Nancy iba acompañada por su hermana Tania Lezama, quien el pasado 29 de abril cumplió 15 años. Junto con Enrique, novio de Nancy, los tres habían ido a comprar el regalo que la hermana mayor prometió a Tania, en Plaza las Antenas donde además cenaron. “Ella cobró su quincena, cuando fue el cumpleaños de mi hija no le dio nada, fue el 29 de abril y ella le dijo ‘vamos, te voy a comprar tu regalo’”.
Tania quedó lastimada.
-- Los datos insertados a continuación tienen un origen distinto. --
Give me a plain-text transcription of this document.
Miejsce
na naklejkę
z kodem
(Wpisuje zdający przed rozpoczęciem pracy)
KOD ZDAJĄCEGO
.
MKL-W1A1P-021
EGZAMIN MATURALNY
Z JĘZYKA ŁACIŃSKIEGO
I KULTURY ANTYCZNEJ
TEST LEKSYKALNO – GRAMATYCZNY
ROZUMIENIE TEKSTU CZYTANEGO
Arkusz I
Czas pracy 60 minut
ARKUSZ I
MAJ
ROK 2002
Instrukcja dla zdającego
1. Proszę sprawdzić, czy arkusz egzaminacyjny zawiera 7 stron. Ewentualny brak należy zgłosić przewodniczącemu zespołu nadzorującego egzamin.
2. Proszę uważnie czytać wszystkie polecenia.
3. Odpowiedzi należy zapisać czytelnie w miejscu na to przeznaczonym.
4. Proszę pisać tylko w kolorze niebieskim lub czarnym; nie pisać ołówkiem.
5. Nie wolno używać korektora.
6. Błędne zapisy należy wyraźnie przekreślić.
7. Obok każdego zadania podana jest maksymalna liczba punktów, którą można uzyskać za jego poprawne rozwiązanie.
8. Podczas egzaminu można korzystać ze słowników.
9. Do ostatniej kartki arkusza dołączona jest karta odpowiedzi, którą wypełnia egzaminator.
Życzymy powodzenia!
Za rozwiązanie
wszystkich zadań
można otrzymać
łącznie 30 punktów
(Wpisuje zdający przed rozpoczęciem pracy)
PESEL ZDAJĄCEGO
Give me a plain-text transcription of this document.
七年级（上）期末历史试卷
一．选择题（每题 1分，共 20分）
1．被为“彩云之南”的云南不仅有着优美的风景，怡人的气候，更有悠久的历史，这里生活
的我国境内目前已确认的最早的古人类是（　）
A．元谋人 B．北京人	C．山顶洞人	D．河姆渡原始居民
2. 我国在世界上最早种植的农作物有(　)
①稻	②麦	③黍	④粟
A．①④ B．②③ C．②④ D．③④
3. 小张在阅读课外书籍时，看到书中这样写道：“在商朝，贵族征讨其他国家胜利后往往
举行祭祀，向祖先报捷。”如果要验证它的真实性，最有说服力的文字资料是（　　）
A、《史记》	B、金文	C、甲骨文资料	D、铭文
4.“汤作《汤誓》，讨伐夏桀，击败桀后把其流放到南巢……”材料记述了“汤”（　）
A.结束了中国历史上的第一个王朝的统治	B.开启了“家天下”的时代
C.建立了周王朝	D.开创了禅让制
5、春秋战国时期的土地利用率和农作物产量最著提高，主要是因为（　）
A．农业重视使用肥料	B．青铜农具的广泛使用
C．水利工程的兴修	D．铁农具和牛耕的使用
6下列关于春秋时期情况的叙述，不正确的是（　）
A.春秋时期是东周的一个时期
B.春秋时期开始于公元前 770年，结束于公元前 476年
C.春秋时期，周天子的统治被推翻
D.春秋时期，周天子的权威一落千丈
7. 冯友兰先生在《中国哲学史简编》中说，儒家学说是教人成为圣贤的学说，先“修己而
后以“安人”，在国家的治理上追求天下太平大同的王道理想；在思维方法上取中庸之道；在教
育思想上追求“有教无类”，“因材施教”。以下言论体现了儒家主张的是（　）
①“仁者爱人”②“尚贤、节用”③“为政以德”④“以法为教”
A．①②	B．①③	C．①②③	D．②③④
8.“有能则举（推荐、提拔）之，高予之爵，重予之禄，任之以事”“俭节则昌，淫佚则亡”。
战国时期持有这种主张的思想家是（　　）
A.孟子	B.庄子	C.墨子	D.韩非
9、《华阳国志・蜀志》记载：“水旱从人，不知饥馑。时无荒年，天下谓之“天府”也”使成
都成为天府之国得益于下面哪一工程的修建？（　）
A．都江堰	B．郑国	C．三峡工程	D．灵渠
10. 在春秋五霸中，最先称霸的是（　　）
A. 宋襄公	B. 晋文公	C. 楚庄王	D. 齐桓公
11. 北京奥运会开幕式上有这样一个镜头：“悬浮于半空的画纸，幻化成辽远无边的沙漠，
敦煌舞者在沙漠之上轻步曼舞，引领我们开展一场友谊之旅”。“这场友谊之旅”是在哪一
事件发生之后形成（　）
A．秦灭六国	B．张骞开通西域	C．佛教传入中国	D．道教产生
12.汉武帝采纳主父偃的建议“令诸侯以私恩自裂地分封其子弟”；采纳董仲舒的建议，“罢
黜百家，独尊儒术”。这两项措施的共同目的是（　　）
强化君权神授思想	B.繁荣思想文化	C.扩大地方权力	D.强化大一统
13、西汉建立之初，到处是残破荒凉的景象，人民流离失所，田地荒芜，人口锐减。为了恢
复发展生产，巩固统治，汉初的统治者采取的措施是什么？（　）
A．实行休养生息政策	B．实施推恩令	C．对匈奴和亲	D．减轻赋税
Necesitará varias operaciones y aún no se sabe si podrá caminar de nuevo; su operación inmediata por las lesiones que sufrió fue imposible, pues los doctores del Hospital Xoco, aseguraban que había riesgo de que muriera desangrada. Por ello, la joven de 15 años fue trasladada a un hospital privado en la Ciudad de México, gracias a la ayuda de un camillero y dueño de ambulancias que llegó a un acuerdo con el hospital que recibía a heridos por el descarrilamiento. Los gastos han corrido por su cuenta y saben que la recuperación será larga.